Early On - with edits

Phil had to choose wisely when it came to “fighting” – or trying to break me down.  It didn’t work to call me names, or disrespect me in public.  I would do it right back, only faster and more vehemently.  Not that I was all that patient, or controlled back then. But I did believe “What’s good for the goose, is good for the gander.” It became my motto.  It became a game.  If he treated me badly, I would find the most inopportune times to embarrass him while he was with his friends or colleagues, or I would ask “innocent” questions that I knew he couldn’t answer.  I couldn’t help it. If there was anything all that psychotherapy taught me in high school, it was that I really was worthy, that I had a brain – and could fight back.

Because you know, I thought I was in love.  And if you’re in love, you try and work things out, right? Nothing else matters. And he counted on that.  I mean, even after my mother found out that her husband had been getting drunk and sneaking down to my room at night, she still stayed.  Even after she found out his little brother had been sexually abusing me since I was eight, she still stayed.  For ten years, she stayed – and made everyone’s life miserable.

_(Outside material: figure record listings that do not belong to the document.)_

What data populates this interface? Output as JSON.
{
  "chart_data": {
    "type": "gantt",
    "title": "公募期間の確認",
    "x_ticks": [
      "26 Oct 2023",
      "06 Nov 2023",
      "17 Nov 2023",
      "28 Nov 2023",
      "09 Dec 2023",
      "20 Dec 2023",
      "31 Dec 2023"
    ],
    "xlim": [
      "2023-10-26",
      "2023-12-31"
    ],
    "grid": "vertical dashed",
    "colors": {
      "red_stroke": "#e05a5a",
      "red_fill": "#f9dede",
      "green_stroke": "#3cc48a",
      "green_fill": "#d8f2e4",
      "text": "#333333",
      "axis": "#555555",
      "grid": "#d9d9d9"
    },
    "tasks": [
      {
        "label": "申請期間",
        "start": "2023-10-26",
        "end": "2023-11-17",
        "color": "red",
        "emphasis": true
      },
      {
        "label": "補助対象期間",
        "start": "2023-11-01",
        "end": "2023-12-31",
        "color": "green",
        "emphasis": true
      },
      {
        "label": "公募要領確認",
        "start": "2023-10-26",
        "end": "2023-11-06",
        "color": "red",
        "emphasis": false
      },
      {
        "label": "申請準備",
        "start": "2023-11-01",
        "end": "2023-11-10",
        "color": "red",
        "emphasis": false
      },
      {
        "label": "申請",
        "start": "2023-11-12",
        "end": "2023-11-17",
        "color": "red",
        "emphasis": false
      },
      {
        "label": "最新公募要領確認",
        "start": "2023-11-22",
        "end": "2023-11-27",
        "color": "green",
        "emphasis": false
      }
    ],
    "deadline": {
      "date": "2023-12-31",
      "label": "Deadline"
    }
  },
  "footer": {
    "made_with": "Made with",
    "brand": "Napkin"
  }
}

Including mine.

How fucked up is that?

Juxtaposition.  The fact of two things being seen or placed close together with contrasting effect.  Or so says Google. 

It’s 1982. Imagine a girl riding her bike in the surburbs. She’s sporting long blonde hair, a pair of 1970’s sport shorts with white piping and those blue striped, knee high athletic socks.  Maybe she’s a bit developed for her age. Maybe, even at the tender age of 14, she could pass as 16, or even 18, and with a wink and a nod, be able to get in to see her favorite heavy metal band (flogging molly) at some local dive.

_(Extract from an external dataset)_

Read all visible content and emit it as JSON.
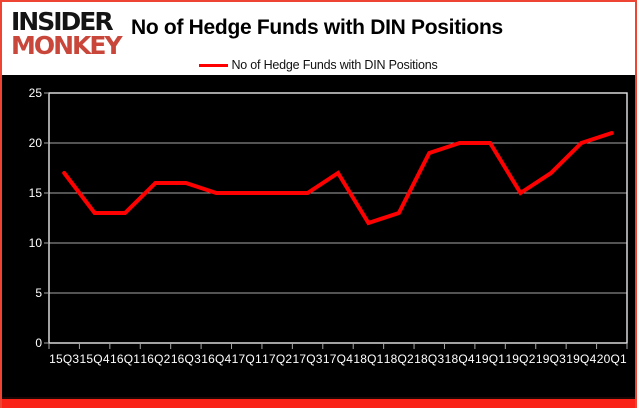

Tooling around on my bike was a favorite pastime. Hanging out at my girlfriends house, making up dances to Queen’s “Another One Bites The Dust” – getting in jealous girlfriend fights, sneaking out at night, making out with the most popular boy in the hideout – these are things, the good things that I remember. 

These memories are only marred by a white van pulling up beside me one late afternoon.  The one guy in the passenger seat had rolled down his window, wondering if he could ask me a question.

I agreed. With caution.

The van door open, and inside sat an older lanky fellow. Not too much older, mind you. He had longish auburn hair, and a prominent nose.  He wore the brightest smile, and a pair of shorts that were so short, his rather mature, hairless sack of balls were hanging out. 

The passenger guy started asking me a question about “Where could he find…?”

I could only stare at the saggy testicles.

It was probably 20 seconds before I realized something really, really bad could happen here.  I looked up at the passenger and began to engage his conversation, before suddenly darting off on my bike.

Without finishing my sentence.


Some place outside Rockford there was this amazing shopping mall. Twenty-five years ago it may have been brand new, I remember it practically sparkling – beckoning shoppers to come in and spend their hard earned cash at places like The Limited, or Montgomery Wards.  Old Ghost took me shopping, which meant looking – not really buying anything – as I imagine he had to keep up with his façade of being penniless. He did however, offer to spring for me to record a song at one of those one-off retail studios. You could pick a song, then record the vocals track and receive a cassette tape of your rendition.  Having no vocal training at all, I of course chose the most difficult song to perform, Whitney Houston’s “Greatest Love of All” – it was off key, and a little warbled, but I was proud of myself to even have attempted it. Looking back I wondered if it was also some kind of unconscious message to OG. The lyrics are quite poignant.  He was a musician, you see. A pretty good guitarist, and I wanted desperately to help him write songs. At that point in our relationship, however, I wondered why we were even together. I had felt awkward around his older friends, older friends that had children my age.  Indeed, there was this aura of animosity coming from most of the people we met. Old Ghost didn’t seem to care at first, but I could feel it wherever we hung out.  After a year or so, we stopped hanging around his friends so much. I had gained 20 pounds since high school, and was weighing in at about 170, so thought that’s what it was. But the truth was, he was 34 years old, and even though I was 20 – I looked like a chubby 16 year old. Something that I think he secretly liked.